Notre voyage a débuté dimanche matin, dans une Pologne en état de choc après la tragique disparition de son président Lech Kaczynski et d’une partie de son régime (voir encadré). Face à l’ampleur du drame, les organisateurs de la Marche des Vivants 2010 ont décidé que tous les drapeaux, israéliens et autres qui seraient brandis, porteraient un crêpe noir en signe de deuil et de solidarité.
Nous nous sommes joints à la délégation du grand rabbin de France Gilles Bernheim venu de Paris pour conduire l’ensemble de la délégation française qui comptait cette année plus de 700 membres jeunes et moins jeunes, Juifs et non Juifs, venus des quatre coins de la France et même cette année des Israéliens francophones séduits par le programme que leur proposait, le véritable catalyseur de la Marche pour la France, qu’est Jean Charles Zerbib, actuel représentant du FSJU en Israël. Une marche dont le budget annuel pour la France est évalué à près de 800 000 euros – la moitié est financée par les participants, 30 % par la Fondation pour la mémoire de la Shoah et le reste par divers organismes.
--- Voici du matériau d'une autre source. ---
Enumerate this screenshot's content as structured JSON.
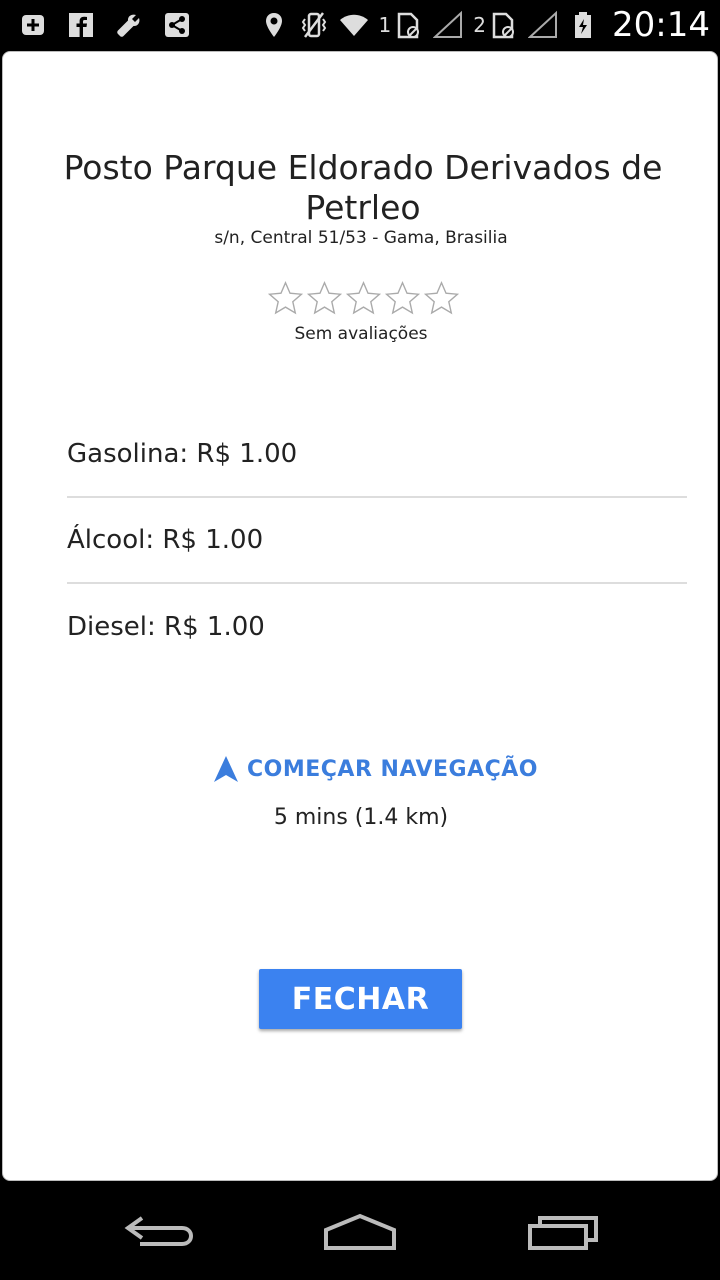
{
  "statusbar": {
    "left_icons": [
      "add-box-icon",
      "facebook-icon",
      "wrench-icon",
      "share-icon"
    ],
    "right_icons": [
      "location-icon",
      "vibrate-off-icon",
      "wifi-icon",
      "sim1-icon",
      "signal1-icon",
      "sim2-icon",
      "signal2-icon",
      "battery-icon"
    ],
    "sim1_label": "1",
    "sim2_label": "2",
    "time": "20:14"
  },
  "station": {
    "name": "Posto Parque Eldorado Derivados de Petrleo",
    "address": "s/n, Central 51/53 - Gama, Brasilia",
    "rating_stars_filled": 0,
    "rating_stars_total": 5,
    "rating_text": "Sem avaliações"
  },
  "fuels": [
    {
      "label": "Gasolina: R$ 1.00"
    },
    {
      "label": "Álcool: R$ 1.00"
    },
    {
      "label": "Diesel: R$ 1.00"
    }
  ],
  "navigation": {
    "icon": "navigation-arrow-icon",
    "label": "COMEÇAR NAVEGAÇÃO",
    "eta": "5 mins (1.4 km)"
  },
  "dialog": {
    "close_label": "FECHAR"
  },
  "colors": {
    "accent": "#3b82f0",
    "nav_text": "#3b7ddd"
  },
  "navbar": {
    "buttons": [
      "back-icon",
      "home-icon",
      "recents-icon"
    ]
  }
}
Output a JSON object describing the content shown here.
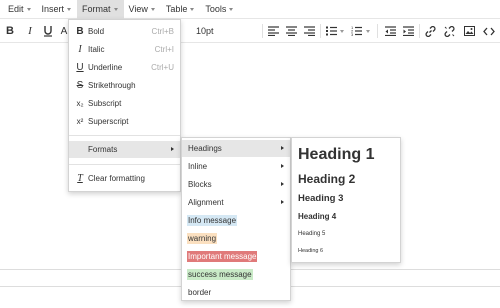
{
  "menubar": {
    "items": [
      "Edit",
      "Insert",
      "Format",
      "View",
      "Table",
      "Tools"
    ]
  },
  "toolbar": {
    "font_size": "10pt"
  },
  "format_menu": {
    "bold": {
      "label": "Bold",
      "shortcut": "Ctrl+B",
      "icon": "B"
    },
    "italic": {
      "label": "Italic",
      "shortcut": "Ctrl+I",
      "icon": "I"
    },
    "underline": {
      "label": "Underline",
      "shortcut": "Ctrl+U",
      "icon": "U"
    },
    "strikethrough": {
      "label": "Strikethrough",
      "icon": "S"
    },
    "subscript": {
      "label": "Subscript",
      "icon": "x₂"
    },
    "superscript": {
      "label": "Superscript",
      "icon": "x²"
    },
    "formats": {
      "label": "Formats"
    },
    "clear": {
      "label": "Clear formatting",
      "icon": "T"
    }
  },
  "formats_menu": {
    "headings": "Headings",
    "inline": "Inline",
    "blocks": "Blocks",
    "alignment": "Alignment",
    "info": {
      "label": "Info message",
      "bg": "#d5e8f4"
    },
    "warning": {
      "label": "warning",
      "bg": "#fbe0c0"
    },
    "important": {
      "label": "Important message",
      "bg": "#e07a7a",
      "color": "#ffffff"
    },
    "success": {
      "label": "success message",
      "bg": "#c9eac7"
    },
    "border": {
      "label": "border"
    }
  },
  "headings_menu": {
    "h1": "Heading 1",
    "h2": "Heading 2",
    "h3": "Heading 3",
    "h4": "Heading 4",
    "h5": "Heading 5",
    "h6": "Heading 6"
  }
}
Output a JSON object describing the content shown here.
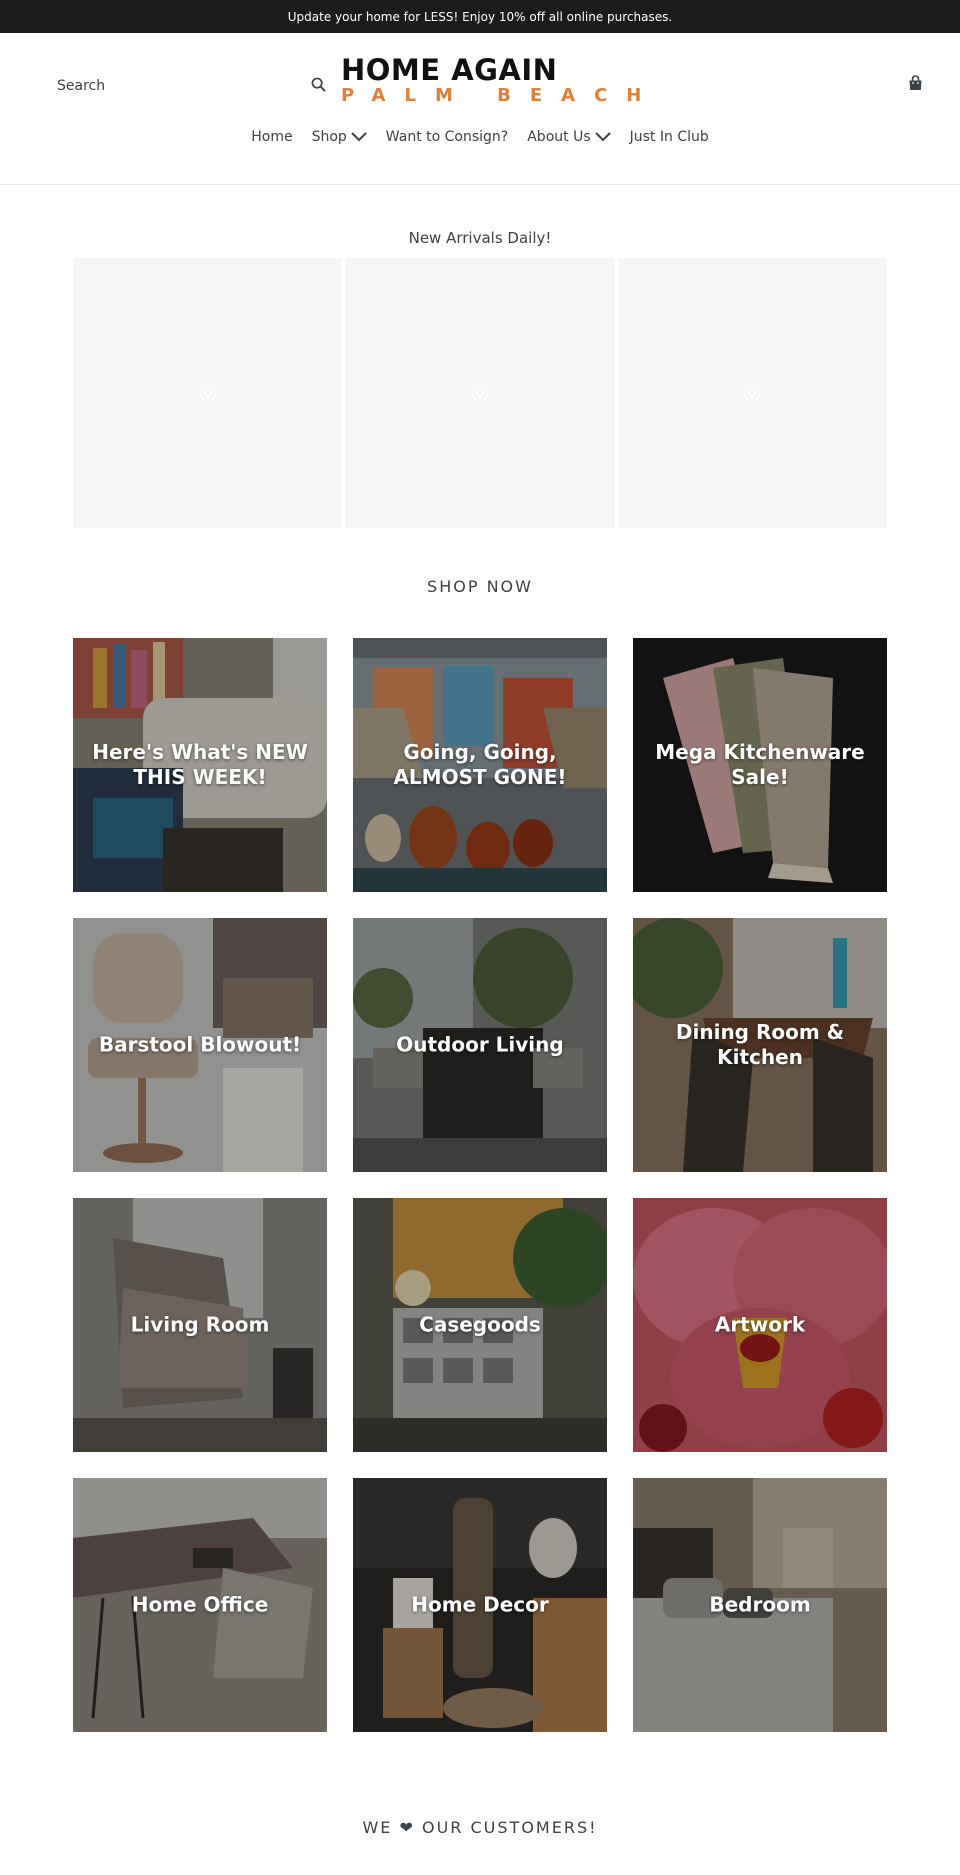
{
  "announcement": {
    "text": "Update your home for LESS! Enjoy 10% off all online purchases."
  },
  "header": {
    "search_placeholder": "Search",
    "search_icon": "search-icon",
    "logo": {
      "main": "HOME AGAIN",
      "sub": "PALM BEACH",
      "brand_color": "#e07f35"
    },
    "cart_icon": "cart-icon"
  },
  "nav": {
    "items": [
      {
        "label": "Home",
        "dropdown": false
      },
      {
        "label": "Shop",
        "dropdown": true
      },
      {
        "label": "Want to Consign?",
        "dropdown": false
      },
      {
        "label": "About Us",
        "dropdown": true
      },
      {
        "label": "Just In Club",
        "dropdown": false
      }
    ]
  },
  "instagram": {
    "title": "New Arrivals Daily!",
    "tile_icon": "instagram-icon"
  },
  "shop": {
    "title": "SHOP NOW",
    "collections": [
      {
        "label": "Here's What's NEW THIS WEEK!"
      },
      {
        "label": "Going, Going, ALMOST GONE!"
      },
      {
        "label": "Mega Kitchenware Sale!"
      },
      {
        "label": "Barstool Blowout!"
      },
      {
        "label": "Outdoor Living"
      },
      {
        "label": "Dining Room & Kitchen"
      },
      {
        "label": "Living Room"
      },
      {
        "label": "Casegoods"
      },
      {
        "label": "Artwork"
      },
      {
        "label": "Home Office"
      },
      {
        "label": "Home Decor"
      },
      {
        "label": "Bedroom"
      }
    ]
  },
  "customers": {
    "title": "WE ❤ OUR CUSTOMERS!"
  }
}
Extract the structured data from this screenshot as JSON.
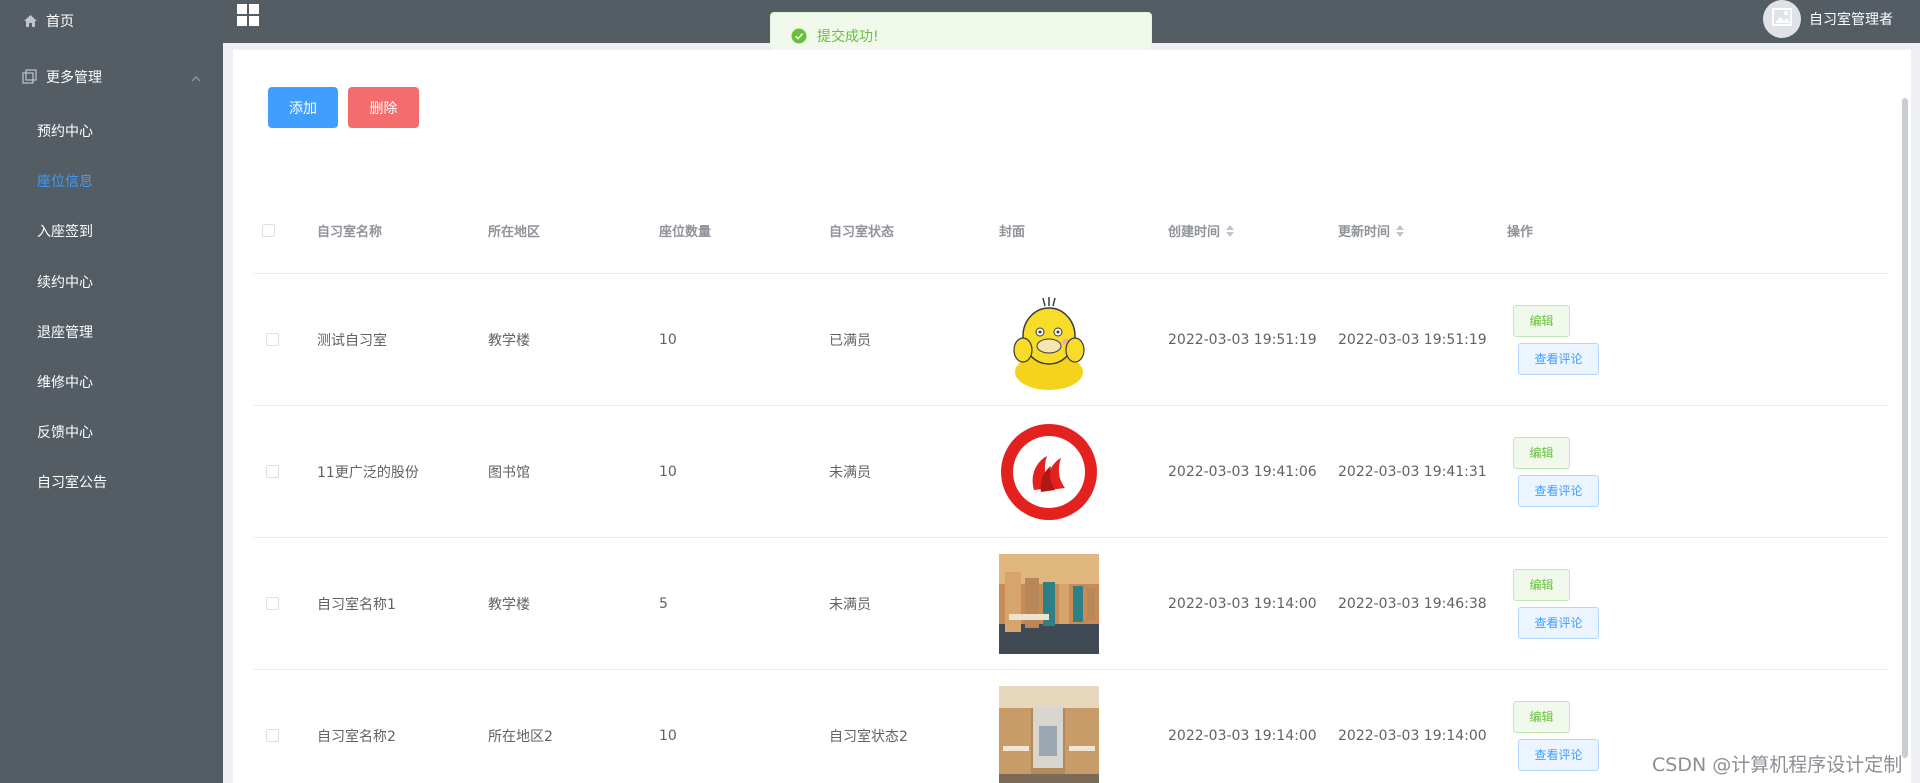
{
  "sidebar": {
    "home_label": "首页",
    "more_label": "更多管理",
    "items": [
      {
        "label": "预约中心",
        "active": false
      },
      {
        "label": "座位信息",
        "active": true
      },
      {
        "label": "入座签到",
        "active": false
      },
      {
        "label": "续约中心",
        "active": false
      },
      {
        "label": "退座管理",
        "active": false
      },
      {
        "label": "维修中心",
        "active": false
      },
      {
        "label": "反馈中心",
        "active": false
      },
      {
        "label": "自习室公告",
        "active": false
      }
    ]
  },
  "topbar": {
    "menu_icon": "grid-icon",
    "user_name": "自习室管理者",
    "avatar_icon": "image-icon"
  },
  "toast": {
    "message": "提交成功!",
    "icon": "check-circle-icon",
    "color": "#67c23a"
  },
  "toolbar": {
    "add_label": "添加",
    "delete_label": "删除"
  },
  "table": {
    "columns": [
      "自习室名称",
      "所在地区",
      "座位数量",
      "自习室状态",
      "封面",
      "创建时间",
      "更新时间",
      "操作"
    ],
    "rows": [
      {
        "name": "测试自习室",
        "area": "教学楼",
        "seats": "10",
        "status": "已满员",
        "cover": "duck-cover",
        "created": "2022-03-03 19:51:19",
        "updated": "2022-03-03 19:51:19"
      },
      {
        "name": "11更广泛的股份",
        "area": "图书馆",
        "seats": "10",
        "status": "未满员",
        "cover": "union-logo-cover",
        "created": "2022-03-03 19:41:06",
        "updated": "2022-03-03 19:41:31"
      },
      {
        "name": "自习室名称1",
        "area": "教学楼",
        "seats": "5",
        "status": "未满员",
        "cover": "study-room-photo-1",
        "created": "2022-03-03 19:14:00",
        "updated": "2022-03-03 19:46:38"
      },
      {
        "name": "自习室名称2",
        "area": "所在地区2",
        "seats": "10",
        "status": "自习室状态2",
        "cover": "study-room-photo-2",
        "created": "2022-03-03 19:14:00",
        "updated": "2022-03-03 19:14:00"
      }
    ],
    "edit_label": "编辑",
    "view_label": "查看评论"
  },
  "watermark": "CSDN @计算机程序设计定制",
  "colors": {
    "primary": "#409eff",
    "danger": "#f56c6c",
    "success": "#67c23a",
    "sidebar_bg": "#545c64"
  }
}
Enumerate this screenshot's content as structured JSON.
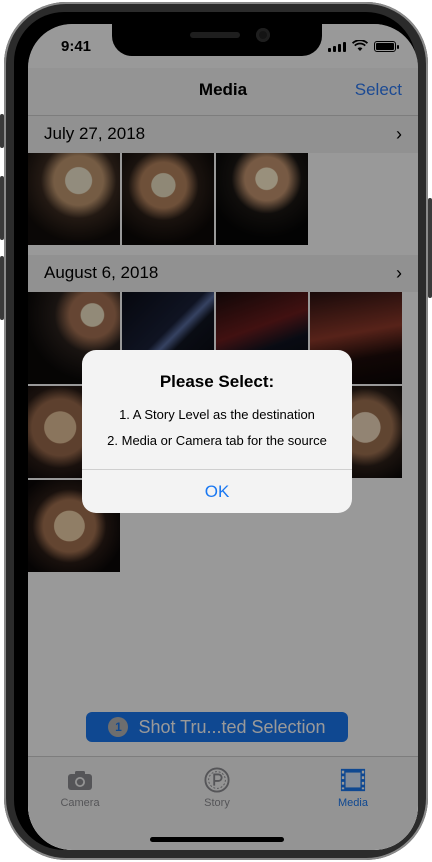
{
  "status_bar": {
    "time": "9:41"
  },
  "nav": {
    "title": "Media",
    "select_label": "Select"
  },
  "sections": [
    {
      "date": "July 27, 2018",
      "count": 3
    },
    {
      "date": "August 6, 2018",
      "count": 10
    }
  ],
  "floating_button": {
    "count": "1",
    "label": "Shot Tru...ted Selection"
  },
  "alert": {
    "title": "Please Select:",
    "line1": "1. A Story Level as the destination",
    "line2": "2. Media or Camera tab for the source",
    "ok_label": "OK"
  },
  "tabs": [
    {
      "label": "Camera",
      "icon": "camera-icon",
      "active": false
    },
    {
      "label": "Story",
      "icon": "story-icon",
      "active": false
    },
    {
      "label": "Media",
      "icon": "media-icon",
      "active": true
    }
  ],
  "colors": {
    "accent": "#1a78f2",
    "select_link": "#2f7cf6",
    "dim_overlay": "rgba(0,0,0,0.40)"
  }
}
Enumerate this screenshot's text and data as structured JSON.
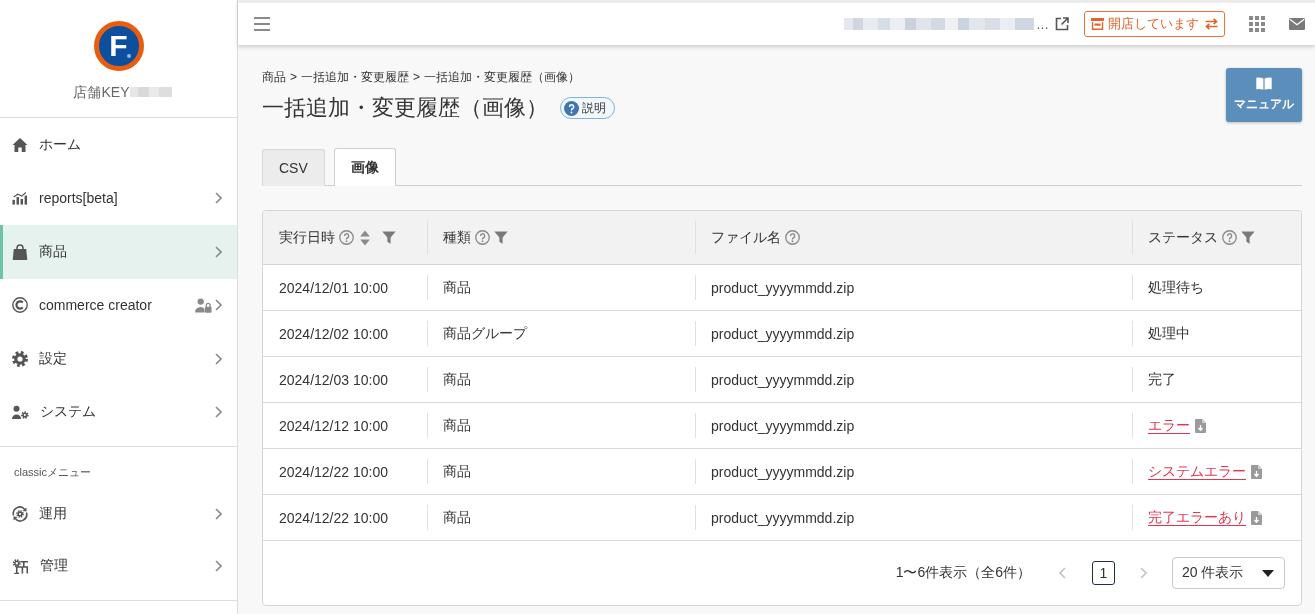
{
  "sidebar": {
    "logo": {
      "letter": "F"
    },
    "store_key_label": "店舗KEY",
    "items": [
      {
        "label": "ホーム",
        "selected": false,
        "expandable": false,
        "locked": false
      },
      {
        "label": "reports[beta]",
        "selected": false,
        "expandable": true,
        "locked": false
      },
      {
        "label": "商品",
        "selected": true,
        "expandable": true,
        "locked": false
      },
      {
        "label": "commerce creator",
        "selected": false,
        "expandable": true,
        "locked": true
      },
      {
        "label": "設定",
        "selected": false,
        "expandable": true,
        "locked": false
      },
      {
        "label": "システム",
        "selected": false,
        "expandable": true,
        "locked": false
      }
    ],
    "classic_menu": {
      "heading": "classicメニュー",
      "items": [
        {
          "label": "運用",
          "selected": false,
          "expandable": true,
          "locked": false
        },
        {
          "label": "管理",
          "selected": false,
          "expandable": true,
          "locked": false
        }
      ]
    }
  },
  "top_bar": {
    "url_suffix": "…",
    "store_status": {
      "label": "開店しています"
    }
  },
  "breadcrumb": [
    {
      "label": "商品",
      "separator": ">"
    },
    {
      "label": "一括追加・変更履歴",
      "separator": ">"
    },
    {
      "label": "一括追加・変更履歴（画像）"
    }
  ],
  "page_title": "一括追加・変更履歴（画像）",
  "help_badge": "説明",
  "manual_button": "マニュアル",
  "tabs": [
    {
      "label": "CSV",
      "selected": false
    },
    {
      "label": "画像",
      "selected": true
    }
  ],
  "table": {
    "columns": [
      {
        "label": "実行日時",
        "help": true,
        "sortable": true,
        "filterable": true
      },
      {
        "label": "種類",
        "help": true,
        "sortable": false,
        "filterable": true
      },
      {
        "label": "ファイル名",
        "help": true,
        "sortable": false,
        "filterable": false
      },
      {
        "label": "ステータス",
        "help": true,
        "sortable": false,
        "filterable": true
      }
    ],
    "rows": [
      {
        "executed_at": "2024/12/01 10:00",
        "type": "商品",
        "file_name": "product_yyyymmdd.zip",
        "status": {
          "label": "処理待ち",
          "kind": "text"
        }
      },
      {
        "executed_at": "2024/12/02 10:00",
        "type": "商品グループ",
        "file_name": "product_yyyymmdd.zip",
        "status": {
          "label": "処理中",
          "kind": "text"
        }
      },
      {
        "executed_at": "2024/12/03 10:00",
        "type": "商品",
        "file_name": "product_yyyymmdd.zip",
        "status": {
          "label": "完了",
          "kind": "text"
        }
      },
      {
        "executed_at": "2024/12/12 10:00",
        "type": "商品",
        "file_name": "product_yyyymmdd.zip",
        "status": {
          "label": "エラー",
          "kind": "error_link"
        }
      },
      {
        "executed_at": "2024/12/22 10:00",
        "type": "商品",
        "file_name": "product_yyyymmdd.zip",
        "status": {
          "label": "システムエラー",
          "kind": "error_link"
        }
      },
      {
        "executed_at": "2024/12/22 10:00",
        "type": "商品",
        "file_name": "product_yyyymmdd.zip",
        "status": {
          "label": "完了エラーあり",
          "kind": "error_link"
        }
      }
    ]
  },
  "pagination": {
    "summary": "1〜6件表示（全6件）",
    "previous": {
      "disabled": true
    },
    "pages": [
      {
        "label": "1",
        "selected": true
      }
    ],
    "next": {
      "disabled": true
    },
    "page_size": "20 件表示"
  }
}
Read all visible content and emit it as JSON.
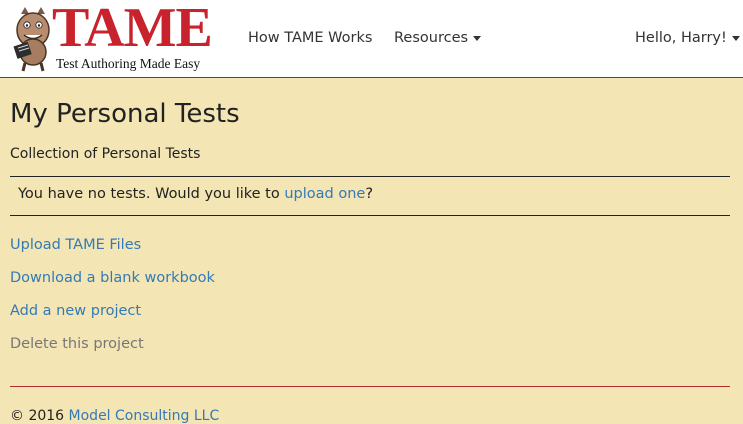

Notre guide Alain Michel nous a fait découvrir le vieux ghetto de Cracovie, et en particulier la petite schüle du Rama, rabbi Moché Isserles, l’une des dernières encore en activité, ainsi que le cimetière mitoyen où reposent le Rama, le Tossefot Yom Tov et le Ba’h. En soirée, nous avons rejoint dans une grande salle, l’ensemble de la délégation pour une cérémonie d’ouverture des commémorations du Yom Hashoah à la fois sobre et particulièrement touchante. Le président français de l’association française de la Marche des Vivants, Élie Benaroch a été sans équivoque : « Face au négationnisme, nous avons décidé de poursuivre le travail de mémoire ». Qualifiant Auschwitz d’abîme de l’humanité, il a dressé un parallèle entre l’antisémitisme de tradition et l’anti-israélisme qui prétend obtenir une forme de légitimité. Dans une intervention remarquée, le grand rabbin de France Gilles Bernheim a repris pour lui une phrase prononcée par un jeune participant : « Le pardon est mort dans les camps de la mort » a-t-il dit avant de préciser que « l’espérance, elle, n’était pas morte et que la mission essentielle de la jeunesse juive aujourd’hui était la transmission ». Citant l’écrivain Robert Antelme, le grand rabbin Bernheim s’est voulu résolument positif et optimiste lorsqu’il a précisé que certains hommes sont restés des hommes en dépit de ce qu’ils ont vécu, à Auschwitz. La soirée a été ponctuée de poèmes et de témoignages. Mais son temps fort a été, sans aucun doute, ces quelques minutes au cours desquelles, spontanément des membres de la délégation française se sont levés pour mentionner le nom de leurs proches disparus dans la Tourmente. Après un émouvant El Malé Ra’hamim, un kaddich récité par le grand rabbin Bernheim, et une Hatikva entonnée dans le calme, la délégation française s’est dispersée.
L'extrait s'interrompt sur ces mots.